April 8, 2026
Treasury Yield Curve Analysis
The 30-year Treasury yield stood at 4.89 percent on Wednesday, holding steady with yesterday's close but ticking two basis points lower compared to last week when it sat at 4.91 percent. This maturity has remained remarkably stable over the past week, showing little movement despite some fluctuation at shorter points on the curve. The long end of the market has found a narrow trading range in recent sessions, with the 20-year maturity at 4.87 percent also unchanged from Tuesday and four basis points below its reading from a week ago. The stability at the long end contrasts with somewhat more volatile trading at the front and middle portions of the curve.
Across the broader yield curve, most maturities moved lower today compared to both yesterday and last week. The 2-year yield fell to 3.79 percent from 3.81 percent a week ago, while the 5-year dropped to 3.92 percent from 3.97 percent last Wednesday. The 10-year yield came in at 4.29 percent, down four basis points from the 4.33 percent recorded a week earlier.
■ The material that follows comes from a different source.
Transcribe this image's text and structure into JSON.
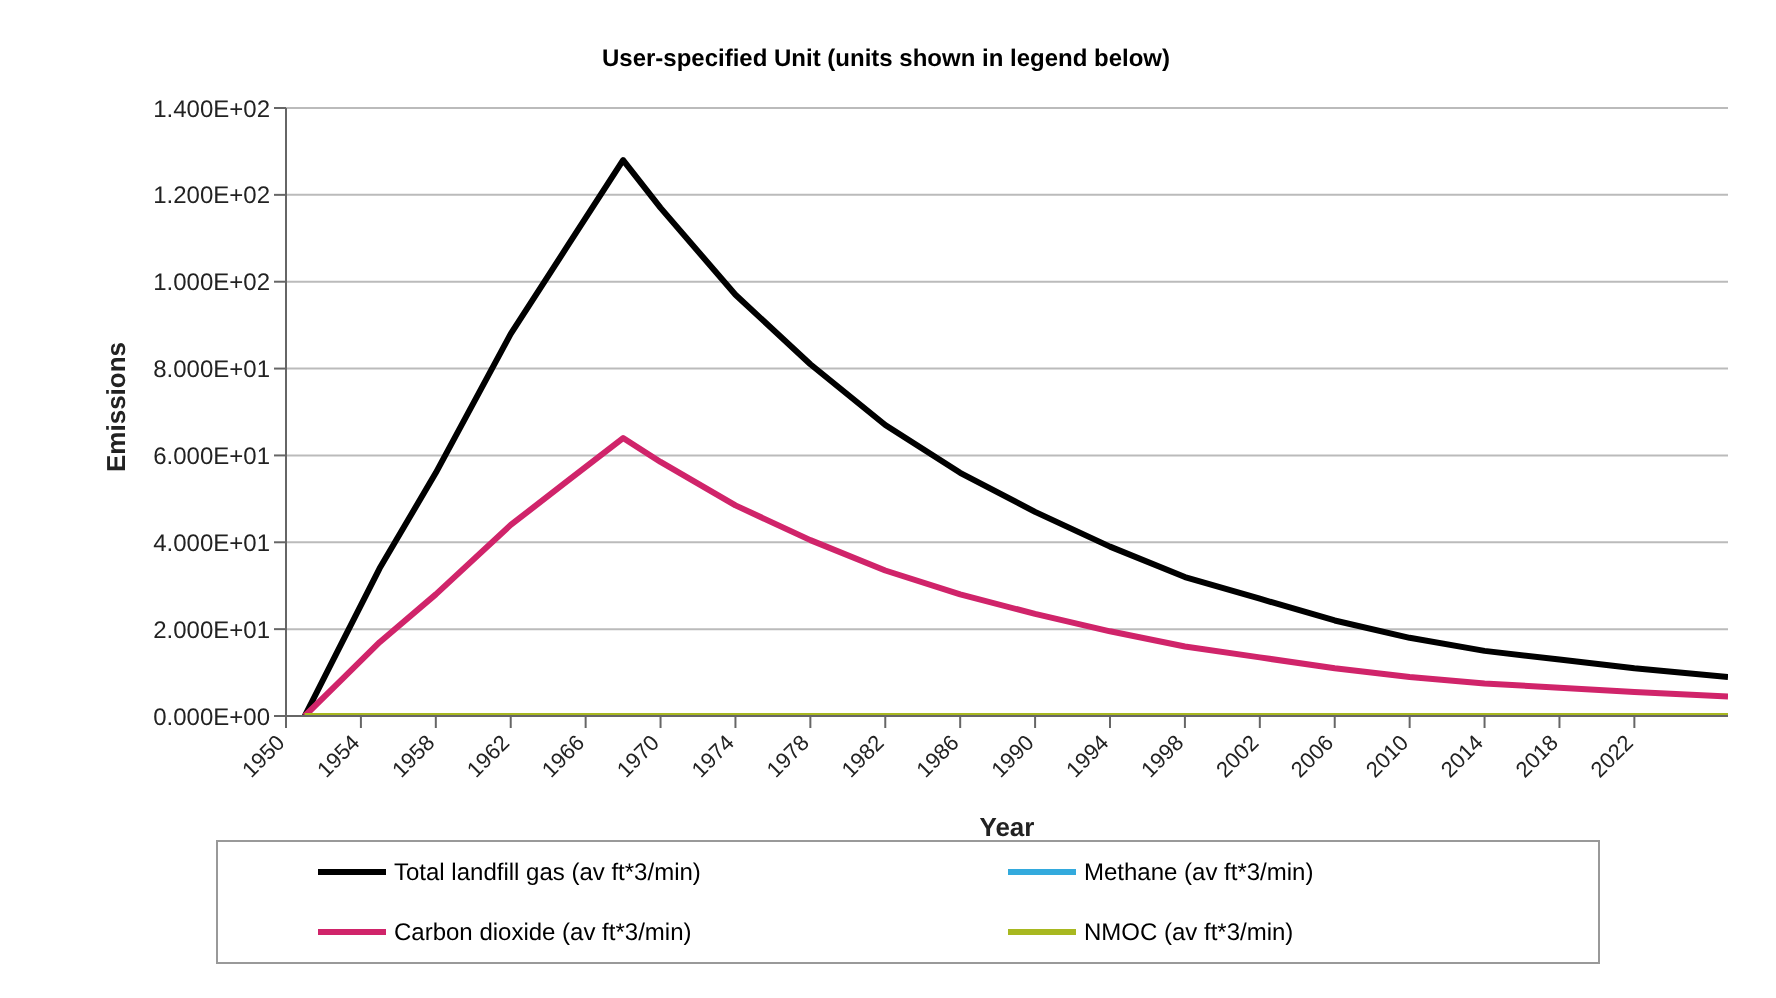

Short-term rates also declined, with the 4-week yield falling to 3.67 percent from 3.74 percent last week, and the 6-month holding relatively steady at 3.73 percent. The 7-year maturity showed one of the larger weekly declines, moving to 4.10 percent from 4.15 percent last week.
Looking at the curve over the past month, yields have climbed substantially across all maturities. The 2-year yield has risen 34 basis points from 3.45 percent to 3.79 percent, while the 5-year increased by 31 basis points over the same span. The 10-year moved from 4.05 percent to 4.29 percent, a gain of 24 basis points in one month. Longer maturities also moved higher, with the 30-year climbing 19 basis points from 4.70 percent to its current 4.89 percent. Even the shortest maturity measured, the 4-week bill, ticked lower over the month while medium-term rates all moved higher, showing a clear flattening pressure at the front end with rising rates further out.
The curve remains positively sloped throughout, with yields increasing from 3.67 percent at the 4-week maturity up to 4.89 percent at the 30-year end. Compared to last week, the spread between the 2-year and 10-year has narrowed slightly from 52 basis points to 50 basis points. The month-over-month picture shows a notably steeper curve than 30 days ago, when the 2-year to 10-year spread was just 60 basis points. The 2-year to 30-year spread has widened from 1.25 percentage points a month ago to 2.10 percentage points today, reflecting the more aggressive upward movement at the short end relative to the long end over that period.